Hard news has never been my favorite, but surprisingly, it can sometimes be the most rewarding. When those sad moments are put on paper and reader support comes flooding in, the uncomfortable interview is validated with a tearful phone call and I’m profusely thanked for helping that person’s voice be heard, for giving them an outlet to find support in their community.

Of course, there are fun stories too. I’ve gone pumpkin-picking and parade-watching, I’ve photographed street fairs, I’ve been to the zoo, the farm, the farmer’s market. I’ve interviewed veterans, vegan chefs, a spiritual medium, an NFL legend, Charles Dickens’ great-great-grandson, and so many people doing good and raising money for others, it could make your damn heart burst. I’ve ridden in a fleet of motorcycles, sat in a radio booth, and checked out the projection house of a drive-in movie theater. Heck, I even jumped in a tiny motorboat to investigate a jellyfish infestation in a local river. My PA hometown was featured on Food Network once—yep, I was there. And just when you start to think I’ve done it all, I also did this. Talk about breaking out of your comfort zone …

It’s easy to forget how much I’ve done, but it all comes flooding back when I go through my clips and I am so immensely grateful for all that I’ve gotten to experience in the name of journalism. When I picked this career, I didn’t think I’d have to work quite as hard as I did, but I never gave up. My heart was set on it, so I worked my ass off and when life tried to tell me I wasn’t going to succeed, I tried anyway. I wasn’t always making awesome money—hence living with Mom and Dad, even my grandparents, on and off over the past six years—but there’s no denying I was making awesome memories. (And stuffing my resumé full of bullet points, but more on that another time.)
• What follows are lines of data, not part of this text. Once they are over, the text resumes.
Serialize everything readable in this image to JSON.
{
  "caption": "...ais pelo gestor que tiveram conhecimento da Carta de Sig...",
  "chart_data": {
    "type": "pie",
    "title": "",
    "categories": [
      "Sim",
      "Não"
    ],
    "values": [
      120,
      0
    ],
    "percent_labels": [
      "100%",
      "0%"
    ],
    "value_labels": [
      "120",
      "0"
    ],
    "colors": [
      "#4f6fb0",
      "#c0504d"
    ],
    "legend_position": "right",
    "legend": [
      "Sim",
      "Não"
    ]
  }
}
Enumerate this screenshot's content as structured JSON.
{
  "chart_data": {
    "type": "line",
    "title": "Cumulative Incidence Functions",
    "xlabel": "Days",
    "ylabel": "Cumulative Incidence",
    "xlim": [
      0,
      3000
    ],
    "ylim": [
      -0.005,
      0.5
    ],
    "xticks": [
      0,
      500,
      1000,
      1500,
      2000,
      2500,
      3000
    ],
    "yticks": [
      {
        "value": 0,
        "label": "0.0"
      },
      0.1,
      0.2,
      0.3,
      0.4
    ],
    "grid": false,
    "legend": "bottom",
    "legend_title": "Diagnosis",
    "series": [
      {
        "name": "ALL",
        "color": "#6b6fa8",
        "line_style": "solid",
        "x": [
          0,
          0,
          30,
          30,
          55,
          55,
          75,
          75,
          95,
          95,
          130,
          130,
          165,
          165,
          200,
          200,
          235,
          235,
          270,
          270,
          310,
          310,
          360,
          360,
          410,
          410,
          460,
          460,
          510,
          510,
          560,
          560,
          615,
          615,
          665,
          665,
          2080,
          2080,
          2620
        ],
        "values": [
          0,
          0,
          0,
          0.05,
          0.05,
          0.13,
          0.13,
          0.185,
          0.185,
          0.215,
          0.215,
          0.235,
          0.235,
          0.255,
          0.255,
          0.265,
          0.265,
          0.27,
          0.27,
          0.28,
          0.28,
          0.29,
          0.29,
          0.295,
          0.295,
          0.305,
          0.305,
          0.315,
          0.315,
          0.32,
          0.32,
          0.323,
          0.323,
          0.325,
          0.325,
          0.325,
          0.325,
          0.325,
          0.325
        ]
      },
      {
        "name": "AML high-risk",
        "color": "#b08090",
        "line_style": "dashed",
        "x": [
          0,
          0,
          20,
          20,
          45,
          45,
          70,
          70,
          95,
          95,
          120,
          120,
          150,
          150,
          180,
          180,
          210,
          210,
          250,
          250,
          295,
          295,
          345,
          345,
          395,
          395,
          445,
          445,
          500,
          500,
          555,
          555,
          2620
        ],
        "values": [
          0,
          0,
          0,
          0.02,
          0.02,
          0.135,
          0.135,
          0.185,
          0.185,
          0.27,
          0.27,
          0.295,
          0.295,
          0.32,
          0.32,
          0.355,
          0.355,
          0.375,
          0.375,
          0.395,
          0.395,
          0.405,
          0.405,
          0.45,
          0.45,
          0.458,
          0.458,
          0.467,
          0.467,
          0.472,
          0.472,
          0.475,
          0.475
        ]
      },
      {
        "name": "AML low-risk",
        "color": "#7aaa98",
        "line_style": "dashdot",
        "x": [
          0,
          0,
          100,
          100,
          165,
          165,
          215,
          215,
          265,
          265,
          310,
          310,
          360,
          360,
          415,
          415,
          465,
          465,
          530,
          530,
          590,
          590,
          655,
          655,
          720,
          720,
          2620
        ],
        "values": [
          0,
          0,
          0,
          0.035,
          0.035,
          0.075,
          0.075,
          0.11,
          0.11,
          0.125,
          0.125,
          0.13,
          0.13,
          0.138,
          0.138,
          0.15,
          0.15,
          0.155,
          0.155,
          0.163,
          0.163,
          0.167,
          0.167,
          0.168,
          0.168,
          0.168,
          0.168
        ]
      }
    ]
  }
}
Moral of the story/ies: Do things you don’t think you’re capable of. Open yourself up to experiences you never thought you’d get to have. Pitch your ideas. Talk to people. You’ll learn things about those perfect strangers (and yourself). Don’t just do it for the story—do it for your story.


Oh, so back to self-defense:

aikido2The HSUS sent out a staff email that a couple of employees with martial arts training, specifically aikido and karate, were going to be offering a *free* four-night seminar. I figured, I live alone now, so maybe I should learn how to kick butts. I went, all by myself. (Yay, brave me.) I was one of three students the first night. I had to somersault! In front of strangers! We learned how to break a fall, get out of wrist grabs, and that it only takes four pounds of pressure and just the right angle to rip someone’s ear clean off their head. The second class was tonight and we learned how to break hair grabs, choke holds, and bear hugs. We topped it off with basic strike moves.

Turns out I really like punching things and now I think I might want to try a kickboxing class.